The answers to the questions allowed me to use the bathroom scale to explain that no economy is measured with total certainty, but once the error remains standard, different periods may be compared – that is, year compared to year, quarter to quarter and so on.
I then used the way in which he is weighed to explain the difference between a nominal measure and a real measure. If he goes on the scale in shoes and other clothing, this may be likened to a nominal measure. When he removes all of the clothing, he is getting a real measurement.
In more technical jargon, the removal of the clothing is the deflator – that is, the thing used to convert the nominal measure to a real measure. For the economy, a price index is used to change the economy’s nominal size to its real size.
The importance of the price index is simply that the real spending power of a dollar changes with the prices in the supermarket. When the prices rise, the dollar has less purchasing power; prices hardly ever decline.
One of the ongoing curiosities in Barbados is that the Barbados Statistical Service measures the nominal size of the economy on an annual basis while the Central Bank of Barbados measures the real size.
Furthermore, the Central Bank alone is responsible for the quarterly measurements of the real economy.
Now the price index, which allows the bank to deflate the nominal economy, ought to be a special kind of index, but in the absence of this special index the consumer price index becomes a proxy. Like the bathroom scale, the issue is not necessarily its accuracy but whether or not it is moving in the right direction.
Of course, unusual things can happen. For example, if for whatever reason prices decline, then the real size of the economy could actually be bigger than the nominal size in a given time period.
This would be tantamount to going to the supermarket and discovering that your dollar can now buy more than it bought before. This would be highly, highly unusual.

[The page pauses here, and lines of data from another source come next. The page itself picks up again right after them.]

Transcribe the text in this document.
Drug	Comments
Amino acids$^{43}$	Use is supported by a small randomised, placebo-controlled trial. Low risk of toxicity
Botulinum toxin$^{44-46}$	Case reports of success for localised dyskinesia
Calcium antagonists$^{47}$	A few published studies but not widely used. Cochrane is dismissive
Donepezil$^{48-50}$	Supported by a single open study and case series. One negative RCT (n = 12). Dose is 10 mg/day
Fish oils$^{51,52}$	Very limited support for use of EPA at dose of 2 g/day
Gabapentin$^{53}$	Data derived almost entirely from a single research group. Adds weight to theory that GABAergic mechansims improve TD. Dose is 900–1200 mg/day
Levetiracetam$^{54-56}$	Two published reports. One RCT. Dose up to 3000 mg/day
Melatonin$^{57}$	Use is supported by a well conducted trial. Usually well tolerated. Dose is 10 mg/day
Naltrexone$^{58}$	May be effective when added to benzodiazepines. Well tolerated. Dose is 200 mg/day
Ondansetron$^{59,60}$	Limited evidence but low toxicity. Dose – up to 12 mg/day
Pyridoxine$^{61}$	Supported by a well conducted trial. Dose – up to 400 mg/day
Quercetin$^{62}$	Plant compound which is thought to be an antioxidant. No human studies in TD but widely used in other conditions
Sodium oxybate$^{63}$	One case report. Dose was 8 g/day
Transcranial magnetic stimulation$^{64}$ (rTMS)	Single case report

On our bathroom scale, this would mean that the clothing actually weighs a negative value. In essence, my friend would weigh more with his clothing and shoes off than he would with them on.
Given the above, I could well understand why my friend was puzzled. Prices have been growing in Barbados and are expected to continue growing; therefore, the nominal size of the economy would have to be growing more than prices for there to be real growth in the economy.
Therefore if you – the public – were told some time soon that the Barbados economy grew in real terms because prices had declined, you would be as puzzled as my friend.
Given that two different institutions measure the nominal and real size of the Barbados economy, it is not inconceivable that such a position may be reached to the amazement of the people.
Prices declined in the Barbados economy in 2010 and during the first quarter of 2011. Amazing!